SPEAKERS
Sammie Wicks
Senior Program Manager, Center for Mass Violence Response Studies
Sammie Wicks is a ten-year law enforcement professional who previously worked in various Memphis Police Department roles. Currently, he is assigned to the Aurora Police Department’s Crisis Response Team. He spearheads the agency’s Targeted Violence Prevention Program. Officer Wicks has previously served as a member of the Colorado Human Trafficking Council Data and Research Task Force. He served as speaker and researcher at the University of Denver’s Human Trafficking Center and is currently a board member at the Laboratory to Combat Human Trafficking, leading its policy committee. He is also an independent researcher focused on transnational organized crime in diaspora communities, terrorist propaganda, and
violent social movements. His research has been published in Small Wars Journal, The Global Network on Extremism and Technology, The International Centre for Counter-Terrorism (The Hague), and The International Institute for Counter-Terrorism (Israel), the African Jihad, and the Institute for Security Studies (Africa). He holds an M.A. in International Security from the Josef Korbel School of International Studies at the University of Denver with a Middle Eastern and North African Religious and Political Thought specialization. He also holds a B.A. in History from Rhodes College.
SESSIONS
1:00 PM - 2:30 PM Wed, Apr 20, 2022 Palm Ballroom 1
How to Avert Planned School Attacks and Other Forms of Targeted Violence
In 2018, a Michigan high school student, was arrested after his mother reported that he was plotting to attack his school using modified firearms and homemade explosives. Although the school shooting was averted, he conducted an act of mass violence after his release from a juvenile detention facility three years later. This incident highlights the need for early identification, ongoing engagement, and management of adolescents and other persons of concern to promote violence desistance and rehabilitation.

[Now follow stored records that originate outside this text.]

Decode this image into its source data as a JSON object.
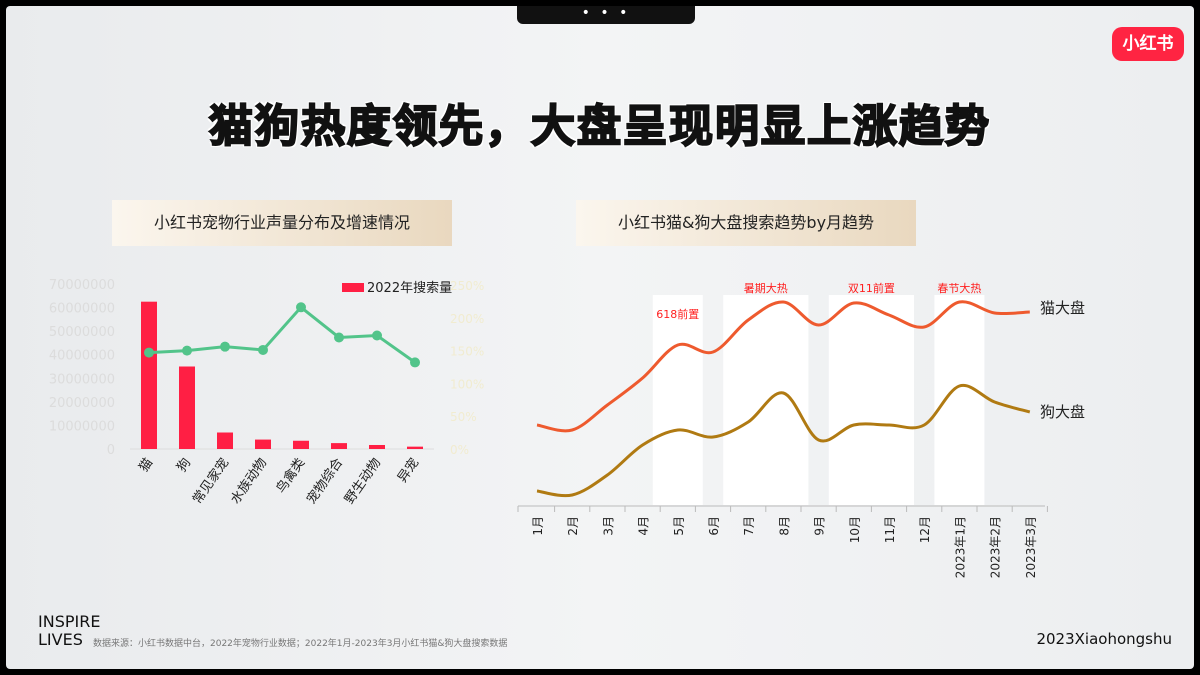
{
  "topbar": {
    "dots": "• • •"
  },
  "logo": {
    "text": "小红书"
  },
  "title": "猫狗热度领先，大盘呈现明显上涨趋势",
  "left_header": "小红书宠物行业声量分布及增速情况",
  "right_header": "小红书猫&狗大盘搜索趋势by月趋势",
  "footer": {
    "brand_line1": "INSPIRE",
    "brand_line2": "LIVES",
    "source": "数据来源：小红书数据中台，2022年宠物行业数据；2022年1月-2023年3月小红书猫&狗大盘搜索数据",
    "right": "2023Xiaohongshu"
  },
  "chart_data": [
    {
      "type": "bar+line",
      "categories": [
        "猫",
        "狗",
        "常见家宠",
        "水族动物",
        "鸟禽类",
        "宠物综合",
        "野生动物",
        "异宠"
      ],
      "series": [
        {
          "name": "2022年搜索量",
          "type": "bar",
          "color": "#ff1f44",
          "values": [
            62500000,
            35000000,
            7000000,
            4000000,
            3500000,
            2500000,
            1700000,
            1000000
          ]
        },
        {
          "type": "line",
          "axis": "right",
          "color": "#52c48a",
          "values": [
            147,
            150,
            156,
            151,
            216,
            170,
            173,
            132
          ]
        }
      ],
      "y_left": {
        "ticks": [
          "0",
          "10000000",
          "20000000",
          "30000000",
          "40000000",
          "50000000",
          "60000000",
          "70000000"
        ],
        "range": [
          0,
          70000000
        ]
      },
      "y_right": {
        "ticks": [
          "0%",
          "50%",
          "100%",
          "150%",
          "200%",
          "250%"
        ],
        "range": [
          0,
          250
        ]
      },
      "legend": "top-right"
    },
    {
      "type": "line",
      "categories": [
        "1月",
        "2月",
        "3月",
        "4月",
        "5月",
        "6月",
        "7月",
        "8月",
        "9月",
        "10月",
        "11月",
        "12月",
        "2023年1月",
        "2023年2月",
        "2023年3月"
      ],
      "series": [
        {
          "name": "猫大盘",
          "color": "#ee5a2e",
          "values": [
            75,
            70,
            95,
            122,
            155,
            148,
            180,
            198,
            175,
            197,
            185,
            173,
            198,
            187,
            188
          ]
        },
        {
          "name": "狗大盘",
          "color": "#b07a12",
          "values": [
            9,
            5,
            25,
            55,
            70,
            63,
            78,
            107,
            60,
            75,
            75,
            75,
            114,
            98,
            88
          ]
        }
      ],
      "highlights": [
        {
          "month": "5月",
          "label": "618前置"
        },
        {
          "months": [
            "7月",
            "8月"
          ],
          "label": "暑期大热"
        },
        {
          "months": [
            "10月",
            "11月"
          ],
          "label": "双11前置"
        },
        {
          "month": "2023年1月",
          "label": "春节大热"
        }
      ],
      "y_axis": "hidden"
    }
  ]
}
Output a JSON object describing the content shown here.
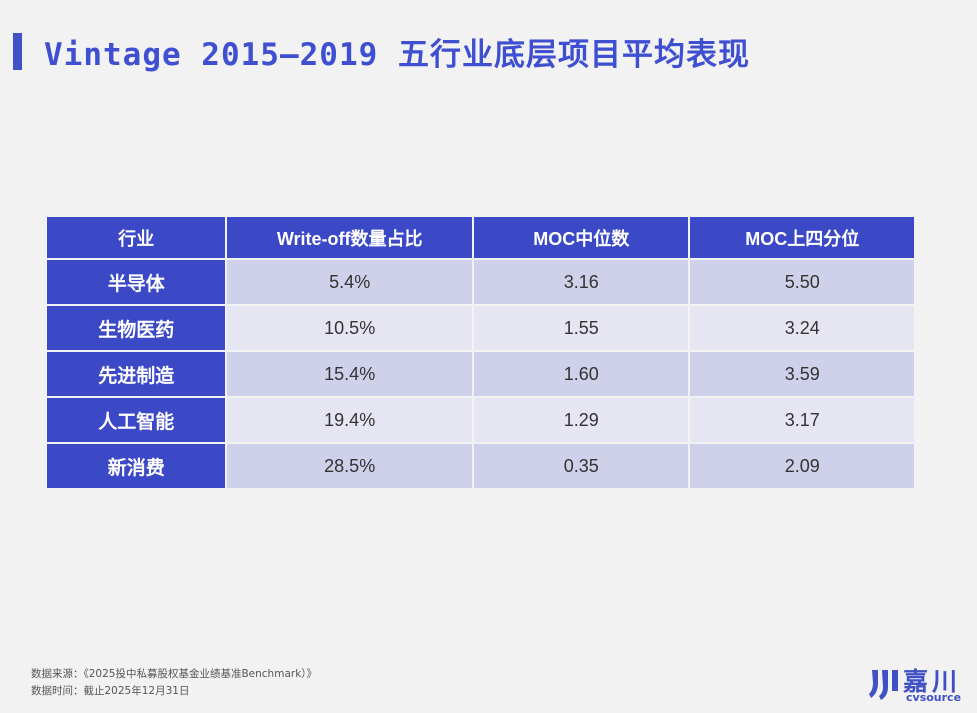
{
  "title": "Vintage 2015—2019 五行业底层项目平均表现",
  "table": {
    "headers": [
      "行业",
      "Write-off数量占比",
      "MOC中位数",
      "MOC上四分位"
    ],
    "rows": [
      {
        "industry": "半导体",
        "writeoff": "5.4%",
        "moc_median": "3.16",
        "moc_upper_quartile": "5.50"
      },
      {
        "industry": "生物医药",
        "writeoff": "10.5%",
        "moc_median": "1.55",
        "moc_upper_quartile": "3.24"
      },
      {
        "industry": "先进制造",
        "writeoff": "15.4%",
        "moc_median": "1.60",
        "moc_upper_quartile": "3.59"
      },
      {
        "industry": "人工智能",
        "writeoff": "19.4%",
        "moc_median": "1.29",
        "moc_upper_quartile": "3.17"
      },
      {
        "industry": "新消费",
        "writeoff": "28.5%",
        "moc_median": "0.35",
        "moc_upper_quartile": "2.09"
      }
    ]
  },
  "footer": {
    "source": "数据来源：《2025投中私募股权基金业绩基准Benchmark）》",
    "date": "数据时间：截止2025年12月31日"
  },
  "logo": {
    "name_cn": "嘉川",
    "name_en": "cvsource"
  },
  "colors": {
    "accent": "#3c49c6",
    "row_odd": "#cfd0ea",
    "row_even": "#e6e6f2",
    "background": "#f2f2f2"
  }
}
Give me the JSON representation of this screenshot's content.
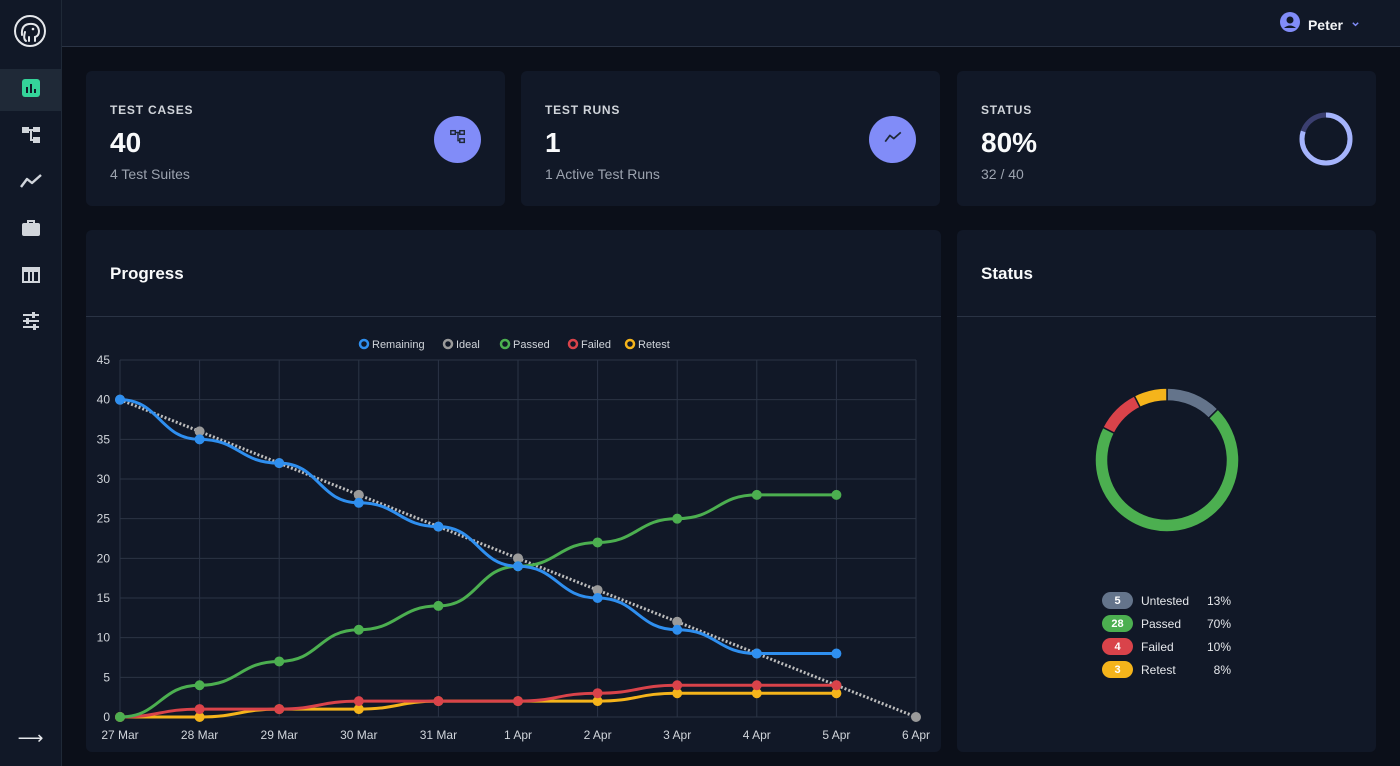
{
  "user": {
    "name": "Peter"
  },
  "nav": {
    "items": [
      {
        "icon": "bar-chart-icon",
        "active": true
      },
      {
        "icon": "hierarchy-icon",
        "active": false
      },
      {
        "icon": "trend-line-icon",
        "active": false
      },
      {
        "icon": "briefcase-icon",
        "active": false
      },
      {
        "icon": "table-icon",
        "active": false
      },
      {
        "icon": "sliders-icon",
        "active": false
      }
    ],
    "collapse_arrow": "⟶"
  },
  "stats": {
    "test_cases": {
      "label": "TEST CASES",
      "value": "40",
      "sub": "4 Test Suites"
    },
    "test_runs": {
      "label": "TEST RUNS",
      "value": "1",
      "sub": "1 Active Test Runs"
    },
    "status": {
      "label": "STATUS",
      "value": "80%",
      "sub": "32 / 40",
      "progress": 0.8
    }
  },
  "progress_panel": {
    "title": "Progress"
  },
  "status_panel": {
    "title": "Status"
  },
  "colors": {
    "remaining": "#2f8fef",
    "ideal": "#9a9a9a",
    "passed": "#4caf50",
    "failed": "#d9434a",
    "retest": "#f5b41b",
    "untested": "#64748b",
    "accent": "#818cf8"
  },
  "chart_data": [
    {
      "type": "line",
      "categories": [
        "27 Mar",
        "28 Mar",
        "29 Mar",
        "30 Mar",
        "31 Mar",
        "1 Apr",
        "2 Apr",
        "3 Apr",
        "4 Apr",
        "5 Apr",
        "6 Apr"
      ],
      "ylim": [
        0,
        45
      ],
      "yticks": [
        0,
        5,
        10,
        15,
        20,
        25,
        30,
        35,
        40,
        45
      ],
      "grid": true,
      "legend_position": "top",
      "series": [
        {
          "name": "Remaining",
          "color": "#2f8fef",
          "values": [
            40,
            35,
            32,
            27,
            24,
            19,
            15,
            11,
            8,
            8,
            null
          ]
        },
        {
          "name": "Ideal",
          "color": "#9a9a9a",
          "dotted": true,
          "values": [
            40,
            36,
            32,
            28,
            24,
            20,
            16,
            12,
            8,
            4,
            0
          ]
        },
        {
          "name": "Passed",
          "color": "#4caf50",
          "values": [
            0,
            4,
            7,
            11,
            14,
            19,
            22,
            25,
            28,
            28,
            null
          ]
        },
        {
          "name": "Failed",
          "color": "#d9434a",
          "values": [
            0,
            1,
            1,
            2,
            2,
            2,
            3,
            4,
            4,
            4,
            null
          ]
        },
        {
          "name": "Retest",
          "color": "#f5b41b",
          "values": [
            0,
            0,
            1,
            1,
            2,
            2,
            2,
            3,
            3,
            3,
            null
          ]
        }
      ]
    },
    {
      "type": "pie",
      "donut": true,
      "slices": [
        {
          "name": "Untested",
          "count": 5,
          "percent": "13%",
          "color": "#64748b"
        },
        {
          "name": "Passed",
          "count": 28,
          "percent": "70%",
          "color": "#4caf50"
        },
        {
          "name": "Failed",
          "count": 4,
          "percent": "10%",
          "color": "#d9434a"
        },
        {
          "name": "Retest",
          "count": 3,
          "percent": "8%",
          "color": "#f5b41b"
        }
      ]
    }
  ]
}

This case study uses publicly accessible information and information obtained through a Freedom of Information Act request, publicly available documents and interviews.The case study presents valuable lessons learned for education, public safety, juvenile justice, and behavioral health professionals regarding behavioral threat assessment and the need for community-based cross-system collaboration in the management of adolescents determined to be dangerous to promote violence desistance and rehabilitation.
Learning Objectives
- Recognize the warning signs of intended targeted school attacks
- Recognize the critical role of community-based cross-system threat assessment teams in targeted violence prevention
- Identify the importance of identifying community-based resources to engage at various intercept points to strengthen public safety as well as plotter desistance from violence and support rehabilitation.
Participant Outcomes
- Participants will be better prepared to recognize the warning signs of intended targeted school attacks
- Participants will strengthen their understanding regarding the importance and creation of school-based threat assessment
- Participants will recognize the importance of following “plotters” beyond initial responses – school, law enforcement, juvenile/criminal justice to implement community-based management, intervention, treatment and support systems.